Intimité et sexualités

Du Verrou de Fragonard aux livres licencieux du xviiie , les œuvres révèlent le « male gaze » ou regard de l’homme sur la femme. L’homosexualité, quant à elle, est alors rarement représentée et jugée négativement. Au xxe siècle, des représentations de toutes les sexualités apparaissent au grand jour de David Hockney à Nan Goldin ou Zanele Muholi. De nouveaux objets, les vibromasseurs et les sex-toys, de Matali Crasset à Tom Dixon, rencontrent un succès grandissant sont présentés dans une large vitrine au fond de la nef.

La chambre connectée

Les nouvelles technologies ont largement contribué à modifier la définition et le vécu de l’intime. Ainsi sont exposés le walkman Sony de la fin des années 1970, le Minitel rose des années 1980, les téléphones mobiles apparus dans les années 1990, la téléréalité avec Loft Story, au début des années 2000, et le lit connecté d’Hella Jongerius qui rend compte de la nouvelle chambre connectée.

Des réseaux sociaux à l’influence

Un film de 1947 du réalisateur J.K Raymond Millet imagine déjà la naissance d’un monde multi-écrans avec une prescience saisissante. Des créateurs de contenus exposent leurs comptes Instagram comme leur conception de l’intime, de Lena Situations à Sophie Fontanel, tandis que les photographies d’Evan Baden alertent sur le danger de l’exposition de soi.
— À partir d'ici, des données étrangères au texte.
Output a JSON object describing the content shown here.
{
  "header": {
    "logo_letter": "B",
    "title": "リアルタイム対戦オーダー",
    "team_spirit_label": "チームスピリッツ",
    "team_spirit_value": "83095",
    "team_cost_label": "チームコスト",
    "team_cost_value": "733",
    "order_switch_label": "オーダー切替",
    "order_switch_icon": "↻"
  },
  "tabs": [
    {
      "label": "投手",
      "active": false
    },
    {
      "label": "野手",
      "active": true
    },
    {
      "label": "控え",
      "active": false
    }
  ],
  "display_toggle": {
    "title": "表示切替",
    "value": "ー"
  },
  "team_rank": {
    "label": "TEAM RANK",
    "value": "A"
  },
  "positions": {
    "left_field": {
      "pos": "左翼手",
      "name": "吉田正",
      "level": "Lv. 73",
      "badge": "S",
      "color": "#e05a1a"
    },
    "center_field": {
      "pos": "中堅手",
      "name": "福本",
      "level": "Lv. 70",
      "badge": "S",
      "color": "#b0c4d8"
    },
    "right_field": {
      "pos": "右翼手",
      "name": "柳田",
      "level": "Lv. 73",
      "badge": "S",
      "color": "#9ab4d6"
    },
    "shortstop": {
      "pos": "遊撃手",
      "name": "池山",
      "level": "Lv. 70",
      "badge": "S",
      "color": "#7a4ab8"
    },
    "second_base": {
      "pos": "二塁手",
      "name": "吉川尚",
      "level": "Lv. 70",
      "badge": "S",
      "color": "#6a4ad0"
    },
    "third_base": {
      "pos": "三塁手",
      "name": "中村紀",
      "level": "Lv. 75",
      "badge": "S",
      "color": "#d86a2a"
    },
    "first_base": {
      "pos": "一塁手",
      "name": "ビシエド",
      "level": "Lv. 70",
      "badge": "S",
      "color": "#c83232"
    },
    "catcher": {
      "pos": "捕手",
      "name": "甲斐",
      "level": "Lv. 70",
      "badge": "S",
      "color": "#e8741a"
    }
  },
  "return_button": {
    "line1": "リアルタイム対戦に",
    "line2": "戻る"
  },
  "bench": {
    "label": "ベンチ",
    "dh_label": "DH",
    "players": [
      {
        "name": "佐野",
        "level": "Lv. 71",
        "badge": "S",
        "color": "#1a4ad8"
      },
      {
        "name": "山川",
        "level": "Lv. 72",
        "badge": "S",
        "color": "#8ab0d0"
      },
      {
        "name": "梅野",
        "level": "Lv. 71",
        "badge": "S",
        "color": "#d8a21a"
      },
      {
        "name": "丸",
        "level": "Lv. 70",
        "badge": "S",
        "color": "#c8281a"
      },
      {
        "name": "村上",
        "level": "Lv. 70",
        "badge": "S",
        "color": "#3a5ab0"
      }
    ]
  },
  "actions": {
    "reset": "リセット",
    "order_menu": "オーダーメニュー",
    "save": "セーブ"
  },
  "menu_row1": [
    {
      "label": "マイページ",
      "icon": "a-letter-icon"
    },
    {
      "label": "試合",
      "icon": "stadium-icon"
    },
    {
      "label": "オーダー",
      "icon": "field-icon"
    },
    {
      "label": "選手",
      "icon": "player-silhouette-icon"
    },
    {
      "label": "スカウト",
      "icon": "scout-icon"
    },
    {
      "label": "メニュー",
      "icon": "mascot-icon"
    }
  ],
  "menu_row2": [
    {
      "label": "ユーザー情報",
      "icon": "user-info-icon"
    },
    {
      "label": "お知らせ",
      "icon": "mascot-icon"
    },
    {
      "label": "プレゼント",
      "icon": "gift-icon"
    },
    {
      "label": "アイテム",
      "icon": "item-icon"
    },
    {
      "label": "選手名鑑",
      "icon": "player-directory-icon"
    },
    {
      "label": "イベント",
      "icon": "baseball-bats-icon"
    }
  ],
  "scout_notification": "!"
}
Surveillance et protection

Les nouvelles technologies de surveillance et de protection ont engendré de profondes modifications de notre rapport à l’intime et à la vie privée, que ce soit dans l’espace public ou privé. Cette salle présente caméras de surveillance, techniques de géolocalisation et de traçage, objets de reconnaissance faciale, drones et objets connectés, qui génèrent des possibilités comme des risques.

L’intime précaire

Que reste-t-il de l’intime et comment le préserver lorsqu’on se trouve en situation précaire, privé d’un espace à soi, qu’il s’agisse du sans-abri, du migrant, du prisonnier ou du malade ? C’est la question à laquelle répond le design de survie de Kosuke Tsumura. Quand l’abri vient à manquer, c’est le banc public et la couverture de fortune, qui permettent de reconstituer le nid nécessaire au sommeil, comme en témoigne Mathieu Pernod.

L’intime ultime

L’intime consiste, au-delà de l’intimité, en ce que l’on conserve à l’intérieur de soi, les pensées, les rêves et l’imaginaire qui nous habitent. Un intime ultime qui ne peut nous être ôté. L’idée même d’une conversation avec soi-même connaît son apogée au xixe siècle avec la pratique du journal intime qui perdure sous d’autres formes comme le blog, dont témoignent un choix de plusieurs journaux du xixe siècle à aujourd’hui.